Probability distribution for a discrete random variable – example 2

  • EXAMPLE: there is a chance that a bit transmitted through a digital transmission channel is received in error.
    • Let \( X \) equal the number of bits in error in the next four bits transmitted. The possible values for \( X \) are \( \{0, 1, 2, 3, 4\} \).
    • Suppose that the probabilities are \[ \begin{align} P(X=0)=0.6561 &\;\; P(X=1)=0.2916\\ P(X=2)=0.0486 &\;\; P(X=3)=0.0036\\ P(X=4)=0.0001 & \end{align} \]
    • The probability distribution of \( X \) is specified by the possible values along with the probability of each.
Probability distribution for bits in error.

Courtesy of Montgomery & Runger, Applied Statistics and Probability for Engineers, 7th edition

    • A graphical description of the probability distribution of \( X \) is shown in the figure on the left.
    • Practical Interpretation: A random experiment can often be summarized with a random variable and its distribution.
    • The details of the sample space can often be omitted.

Probability Mass Function

  • For a discrete random variable \( X \), its distribution can be described by a function that specifies the probability at each of the possible discrete values for \( X \).
  • Probability Mass Function
    For a discrete random variable \( X \) with possible values \( x_1, x_2,\dots, x_n \), a probability mass function is a function such that
    1. \( f(x_i)\geq 0 \)
    2. \( \sum_{i=1}^n f(x_i)=1 \)
    3. \( f(x_i)=P(X=x_i) \)
Probability distribution for bits in error.

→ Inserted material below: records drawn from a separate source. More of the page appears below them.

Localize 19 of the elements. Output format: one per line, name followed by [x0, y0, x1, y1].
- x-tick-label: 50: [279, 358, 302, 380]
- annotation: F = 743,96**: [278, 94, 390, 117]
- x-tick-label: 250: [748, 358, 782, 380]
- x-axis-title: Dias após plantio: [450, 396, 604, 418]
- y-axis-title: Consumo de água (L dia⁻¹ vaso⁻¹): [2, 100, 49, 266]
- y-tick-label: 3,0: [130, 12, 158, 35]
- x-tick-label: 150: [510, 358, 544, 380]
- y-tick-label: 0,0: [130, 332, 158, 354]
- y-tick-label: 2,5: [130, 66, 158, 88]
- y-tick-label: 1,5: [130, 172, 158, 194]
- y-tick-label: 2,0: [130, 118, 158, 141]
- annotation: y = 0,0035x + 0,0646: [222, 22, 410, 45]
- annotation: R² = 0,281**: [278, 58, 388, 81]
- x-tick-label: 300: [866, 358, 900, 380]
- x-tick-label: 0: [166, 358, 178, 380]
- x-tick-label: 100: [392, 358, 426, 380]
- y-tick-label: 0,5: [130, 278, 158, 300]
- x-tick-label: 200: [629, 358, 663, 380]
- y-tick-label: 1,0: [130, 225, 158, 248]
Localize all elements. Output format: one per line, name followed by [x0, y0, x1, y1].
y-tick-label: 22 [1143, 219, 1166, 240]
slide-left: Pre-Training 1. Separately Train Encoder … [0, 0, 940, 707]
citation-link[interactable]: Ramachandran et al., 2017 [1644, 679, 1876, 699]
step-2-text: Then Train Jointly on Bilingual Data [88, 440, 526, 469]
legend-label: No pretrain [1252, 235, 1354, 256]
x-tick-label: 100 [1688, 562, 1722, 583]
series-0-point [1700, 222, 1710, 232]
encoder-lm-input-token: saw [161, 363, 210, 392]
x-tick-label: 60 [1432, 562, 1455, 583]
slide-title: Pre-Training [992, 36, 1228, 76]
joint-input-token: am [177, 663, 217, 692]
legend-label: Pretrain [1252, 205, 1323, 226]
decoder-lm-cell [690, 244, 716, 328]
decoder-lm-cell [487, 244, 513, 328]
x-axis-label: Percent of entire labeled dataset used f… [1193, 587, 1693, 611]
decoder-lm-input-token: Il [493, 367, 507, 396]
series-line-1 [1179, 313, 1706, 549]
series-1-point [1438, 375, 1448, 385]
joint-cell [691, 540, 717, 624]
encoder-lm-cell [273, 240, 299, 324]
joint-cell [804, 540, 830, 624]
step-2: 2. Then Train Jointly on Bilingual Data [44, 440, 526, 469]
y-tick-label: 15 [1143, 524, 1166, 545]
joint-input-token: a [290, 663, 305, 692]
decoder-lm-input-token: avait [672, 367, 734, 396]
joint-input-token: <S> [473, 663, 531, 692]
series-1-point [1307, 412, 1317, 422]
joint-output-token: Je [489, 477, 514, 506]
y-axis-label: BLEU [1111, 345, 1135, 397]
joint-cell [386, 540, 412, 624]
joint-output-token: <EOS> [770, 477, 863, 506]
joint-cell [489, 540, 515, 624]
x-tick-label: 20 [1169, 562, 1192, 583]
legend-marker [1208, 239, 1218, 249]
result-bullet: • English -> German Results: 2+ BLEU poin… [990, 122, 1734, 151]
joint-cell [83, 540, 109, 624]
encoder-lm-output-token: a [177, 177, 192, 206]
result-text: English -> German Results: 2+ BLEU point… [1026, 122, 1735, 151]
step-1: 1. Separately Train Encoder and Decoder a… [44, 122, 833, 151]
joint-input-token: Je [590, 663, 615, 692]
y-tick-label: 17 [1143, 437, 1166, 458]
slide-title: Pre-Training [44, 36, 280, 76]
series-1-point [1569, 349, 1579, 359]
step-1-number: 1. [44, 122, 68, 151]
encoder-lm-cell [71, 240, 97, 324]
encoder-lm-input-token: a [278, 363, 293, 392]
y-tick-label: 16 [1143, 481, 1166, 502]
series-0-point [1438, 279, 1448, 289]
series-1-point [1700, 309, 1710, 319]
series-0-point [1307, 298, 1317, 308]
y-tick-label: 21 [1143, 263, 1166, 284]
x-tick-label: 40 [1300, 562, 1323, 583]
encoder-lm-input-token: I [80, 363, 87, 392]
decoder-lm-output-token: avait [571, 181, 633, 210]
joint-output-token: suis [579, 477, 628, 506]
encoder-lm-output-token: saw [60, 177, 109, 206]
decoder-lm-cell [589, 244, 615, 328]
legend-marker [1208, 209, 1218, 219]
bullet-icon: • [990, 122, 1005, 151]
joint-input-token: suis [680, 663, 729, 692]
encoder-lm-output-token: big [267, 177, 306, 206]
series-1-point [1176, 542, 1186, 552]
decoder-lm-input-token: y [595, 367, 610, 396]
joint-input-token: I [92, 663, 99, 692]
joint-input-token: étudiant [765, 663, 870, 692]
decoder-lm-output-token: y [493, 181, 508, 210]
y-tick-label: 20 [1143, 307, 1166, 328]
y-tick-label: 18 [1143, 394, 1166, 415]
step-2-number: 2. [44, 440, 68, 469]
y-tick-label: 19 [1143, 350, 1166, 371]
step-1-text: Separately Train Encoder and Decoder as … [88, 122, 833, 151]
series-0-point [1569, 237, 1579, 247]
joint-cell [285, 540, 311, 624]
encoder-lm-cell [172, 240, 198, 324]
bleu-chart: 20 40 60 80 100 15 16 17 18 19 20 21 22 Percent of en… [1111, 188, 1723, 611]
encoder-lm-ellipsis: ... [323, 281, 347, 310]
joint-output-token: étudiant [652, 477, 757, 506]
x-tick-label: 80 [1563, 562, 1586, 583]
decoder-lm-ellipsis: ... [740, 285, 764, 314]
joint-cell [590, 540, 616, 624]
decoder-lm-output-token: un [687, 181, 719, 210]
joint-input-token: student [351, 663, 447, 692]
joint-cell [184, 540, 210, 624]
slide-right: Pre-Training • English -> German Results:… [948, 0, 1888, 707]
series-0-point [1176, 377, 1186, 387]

Courtesy of Montgomery & Runger, Applied Statistics and Probability for Engineers, 7th edition

  • As with the previous example, we see that the probability mass function describes the probability distribution.
  • Particularly, we see \[ \begin{align} f(x) = \begin{cases} P(X=0)=0.6561 & \text{when }x=0\\ P(X=1)=0.2916 & \text{when }x=1\\ P(X=2)=0.0486 & \text{when }x=2\\ P(X=3)=0.0036 & \text{when }x=3\\ P(X=4)=0.0001 & \text{when }x=4 \end{cases} \end{align} \]
  • The input of the probability mass function is a possible outcome for the random variable, and the output is its associated probability.